Project Overview
Information Products
Commodities
- Vegetables: Chicory - Radicchio and Endive
Practices
- Crop Production: season extension
- Education and Training: farmer to farmer, on-farm/ranch research
- Farm Business Management: farm-to-restaurant, new enterprise development, value added
- Production Systems: Forcing
Summary:
Season extension is an important practice on vegetable farms in Minnesota. By lengthening the growing season, farmers can extend their sales into winter when cash flow would otherwise cease. High tunnels and root crops are the preferred method, but these options have limitations. Leafy greens from unheated hoop houses are in high demand, but they do not regrow during the dead of winter, thereby limiting harvests. Conversely, root crops are relatively easy to grow and store but are low margin crops necessitating high volume customers. For smaller farms selling through lower volume outlets like CSAs, restaurants, and farmers markets, this poses a problem.
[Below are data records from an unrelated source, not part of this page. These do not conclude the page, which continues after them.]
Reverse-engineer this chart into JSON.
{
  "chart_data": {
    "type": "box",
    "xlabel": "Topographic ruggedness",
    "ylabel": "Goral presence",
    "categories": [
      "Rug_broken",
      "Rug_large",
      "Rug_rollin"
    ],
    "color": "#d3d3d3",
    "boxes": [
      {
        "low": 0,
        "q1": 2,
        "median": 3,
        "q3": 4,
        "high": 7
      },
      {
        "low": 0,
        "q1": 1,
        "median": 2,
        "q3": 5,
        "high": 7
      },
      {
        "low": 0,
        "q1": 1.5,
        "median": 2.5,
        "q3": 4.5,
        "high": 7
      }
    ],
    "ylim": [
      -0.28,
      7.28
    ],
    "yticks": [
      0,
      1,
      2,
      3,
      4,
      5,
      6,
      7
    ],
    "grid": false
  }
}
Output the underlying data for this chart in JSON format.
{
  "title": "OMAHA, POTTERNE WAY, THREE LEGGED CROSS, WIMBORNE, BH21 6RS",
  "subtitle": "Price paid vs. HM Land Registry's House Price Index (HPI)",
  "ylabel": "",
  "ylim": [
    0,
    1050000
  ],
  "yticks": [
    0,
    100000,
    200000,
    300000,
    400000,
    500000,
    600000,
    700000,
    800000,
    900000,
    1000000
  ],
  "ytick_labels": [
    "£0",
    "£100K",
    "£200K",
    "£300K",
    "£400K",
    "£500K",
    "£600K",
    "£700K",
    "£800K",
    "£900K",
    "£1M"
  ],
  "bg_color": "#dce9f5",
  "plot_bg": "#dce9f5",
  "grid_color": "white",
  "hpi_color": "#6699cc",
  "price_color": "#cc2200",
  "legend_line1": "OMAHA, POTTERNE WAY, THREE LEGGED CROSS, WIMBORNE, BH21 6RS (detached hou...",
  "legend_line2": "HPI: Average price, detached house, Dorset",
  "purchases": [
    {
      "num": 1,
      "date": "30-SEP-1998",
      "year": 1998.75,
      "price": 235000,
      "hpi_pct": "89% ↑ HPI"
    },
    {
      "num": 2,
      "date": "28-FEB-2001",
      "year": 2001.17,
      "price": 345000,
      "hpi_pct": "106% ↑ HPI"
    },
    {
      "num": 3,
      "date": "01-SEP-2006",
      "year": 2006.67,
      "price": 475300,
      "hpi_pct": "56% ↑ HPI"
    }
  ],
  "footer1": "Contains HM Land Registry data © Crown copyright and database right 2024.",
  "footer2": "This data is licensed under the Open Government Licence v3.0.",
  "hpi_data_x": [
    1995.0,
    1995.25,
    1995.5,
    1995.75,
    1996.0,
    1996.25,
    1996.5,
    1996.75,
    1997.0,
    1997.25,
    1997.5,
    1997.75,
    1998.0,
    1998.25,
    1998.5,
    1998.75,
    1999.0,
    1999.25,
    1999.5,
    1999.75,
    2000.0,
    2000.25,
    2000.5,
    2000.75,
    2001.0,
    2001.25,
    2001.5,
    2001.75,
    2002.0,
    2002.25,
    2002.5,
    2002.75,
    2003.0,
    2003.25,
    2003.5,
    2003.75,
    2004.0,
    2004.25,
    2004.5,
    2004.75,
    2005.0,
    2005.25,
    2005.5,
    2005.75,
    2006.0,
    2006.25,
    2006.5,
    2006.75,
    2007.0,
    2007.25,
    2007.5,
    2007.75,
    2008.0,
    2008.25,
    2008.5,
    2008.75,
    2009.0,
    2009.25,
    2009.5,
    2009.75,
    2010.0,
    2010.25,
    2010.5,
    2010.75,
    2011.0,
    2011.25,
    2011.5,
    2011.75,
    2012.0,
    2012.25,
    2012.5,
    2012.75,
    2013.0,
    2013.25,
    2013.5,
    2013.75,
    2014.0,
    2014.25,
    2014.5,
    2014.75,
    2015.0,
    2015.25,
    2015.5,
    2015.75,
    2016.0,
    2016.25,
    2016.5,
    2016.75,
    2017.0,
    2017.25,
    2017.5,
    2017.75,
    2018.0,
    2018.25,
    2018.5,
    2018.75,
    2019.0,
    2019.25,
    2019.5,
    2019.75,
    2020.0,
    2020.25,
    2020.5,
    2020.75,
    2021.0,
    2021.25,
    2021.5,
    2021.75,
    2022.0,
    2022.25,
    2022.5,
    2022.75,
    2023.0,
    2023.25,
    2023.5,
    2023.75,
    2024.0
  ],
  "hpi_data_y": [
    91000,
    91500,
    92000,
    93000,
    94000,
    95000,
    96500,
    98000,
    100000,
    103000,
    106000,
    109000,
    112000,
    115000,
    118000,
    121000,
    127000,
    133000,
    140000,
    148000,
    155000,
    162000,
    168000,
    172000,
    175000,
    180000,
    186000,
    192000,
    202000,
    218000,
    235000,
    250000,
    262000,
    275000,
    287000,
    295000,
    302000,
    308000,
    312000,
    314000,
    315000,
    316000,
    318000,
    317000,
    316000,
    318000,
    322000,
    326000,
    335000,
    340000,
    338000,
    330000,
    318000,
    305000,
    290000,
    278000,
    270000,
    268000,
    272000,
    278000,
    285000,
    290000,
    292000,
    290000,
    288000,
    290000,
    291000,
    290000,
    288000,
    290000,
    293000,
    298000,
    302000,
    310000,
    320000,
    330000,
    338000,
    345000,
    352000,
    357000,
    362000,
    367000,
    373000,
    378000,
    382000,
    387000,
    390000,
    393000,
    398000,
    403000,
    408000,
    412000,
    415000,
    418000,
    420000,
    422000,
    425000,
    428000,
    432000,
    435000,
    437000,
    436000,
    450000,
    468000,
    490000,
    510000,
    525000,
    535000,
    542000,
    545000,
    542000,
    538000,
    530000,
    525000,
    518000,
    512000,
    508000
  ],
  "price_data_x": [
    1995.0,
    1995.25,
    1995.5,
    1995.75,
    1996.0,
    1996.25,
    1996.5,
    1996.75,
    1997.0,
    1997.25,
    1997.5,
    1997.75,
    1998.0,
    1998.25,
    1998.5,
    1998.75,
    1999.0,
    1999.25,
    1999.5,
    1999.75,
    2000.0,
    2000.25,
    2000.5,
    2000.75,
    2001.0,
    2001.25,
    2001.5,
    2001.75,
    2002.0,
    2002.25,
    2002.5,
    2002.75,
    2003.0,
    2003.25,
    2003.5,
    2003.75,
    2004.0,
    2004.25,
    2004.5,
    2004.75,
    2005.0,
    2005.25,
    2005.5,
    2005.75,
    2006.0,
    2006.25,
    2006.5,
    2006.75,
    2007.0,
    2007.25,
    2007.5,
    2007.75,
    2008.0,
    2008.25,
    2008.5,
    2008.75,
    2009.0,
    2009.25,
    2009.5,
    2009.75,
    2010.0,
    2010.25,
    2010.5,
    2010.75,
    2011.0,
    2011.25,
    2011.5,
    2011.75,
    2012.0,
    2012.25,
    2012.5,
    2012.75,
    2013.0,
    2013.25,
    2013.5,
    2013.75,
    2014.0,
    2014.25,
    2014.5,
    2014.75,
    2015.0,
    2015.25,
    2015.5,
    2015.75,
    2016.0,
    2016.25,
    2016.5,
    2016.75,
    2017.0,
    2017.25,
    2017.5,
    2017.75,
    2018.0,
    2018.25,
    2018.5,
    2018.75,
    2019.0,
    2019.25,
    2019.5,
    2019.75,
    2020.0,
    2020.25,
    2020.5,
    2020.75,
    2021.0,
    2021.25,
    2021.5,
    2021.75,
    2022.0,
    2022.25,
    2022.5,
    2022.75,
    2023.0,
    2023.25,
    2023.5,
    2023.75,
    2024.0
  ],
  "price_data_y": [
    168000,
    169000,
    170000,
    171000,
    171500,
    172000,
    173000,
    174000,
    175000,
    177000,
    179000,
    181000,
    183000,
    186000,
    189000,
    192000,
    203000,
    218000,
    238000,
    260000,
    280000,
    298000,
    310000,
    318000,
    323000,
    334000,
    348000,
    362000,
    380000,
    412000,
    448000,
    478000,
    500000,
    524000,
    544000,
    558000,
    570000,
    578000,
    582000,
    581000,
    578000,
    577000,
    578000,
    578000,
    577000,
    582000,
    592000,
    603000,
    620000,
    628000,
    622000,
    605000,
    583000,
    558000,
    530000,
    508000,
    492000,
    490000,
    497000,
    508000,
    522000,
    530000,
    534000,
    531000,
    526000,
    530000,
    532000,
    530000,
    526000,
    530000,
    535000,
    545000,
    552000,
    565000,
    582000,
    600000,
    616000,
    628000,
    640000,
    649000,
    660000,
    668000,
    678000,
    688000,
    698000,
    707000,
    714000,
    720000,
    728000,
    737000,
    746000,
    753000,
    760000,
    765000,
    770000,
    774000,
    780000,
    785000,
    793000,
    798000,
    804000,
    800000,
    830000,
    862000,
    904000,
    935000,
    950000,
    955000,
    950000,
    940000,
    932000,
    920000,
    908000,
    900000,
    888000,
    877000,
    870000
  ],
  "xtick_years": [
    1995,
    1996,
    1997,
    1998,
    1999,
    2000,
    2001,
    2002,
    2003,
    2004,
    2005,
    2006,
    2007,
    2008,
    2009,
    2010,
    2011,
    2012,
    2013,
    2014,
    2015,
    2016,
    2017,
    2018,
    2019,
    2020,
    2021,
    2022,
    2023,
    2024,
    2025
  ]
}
Forcing radicchio and endive could contribute to solving this problem. Radicchio and endive are high-value specialty crops that require being dug from the field and forced indoors, without sunlight. They are harvested at the end of the growing season and forced in the winter months. They could offer a high-value, high-margin crop to make lower volume winter sales more lucrative.
This project will evaluate the feasibility of radicchio and endive as season extension crops in Minnesota. Results will be shared through our farm's social media outlets, our local Sustainable Farming Association chapter's annual meeting, and written publications.
Project objectives:
- Evaluate the feasibility of growing both Treviso radicchio and Belgian endive in Minnesota.
- Compare different forcing techniques for both crops.
- Determine profitability of growing Belgian endive and radicchio.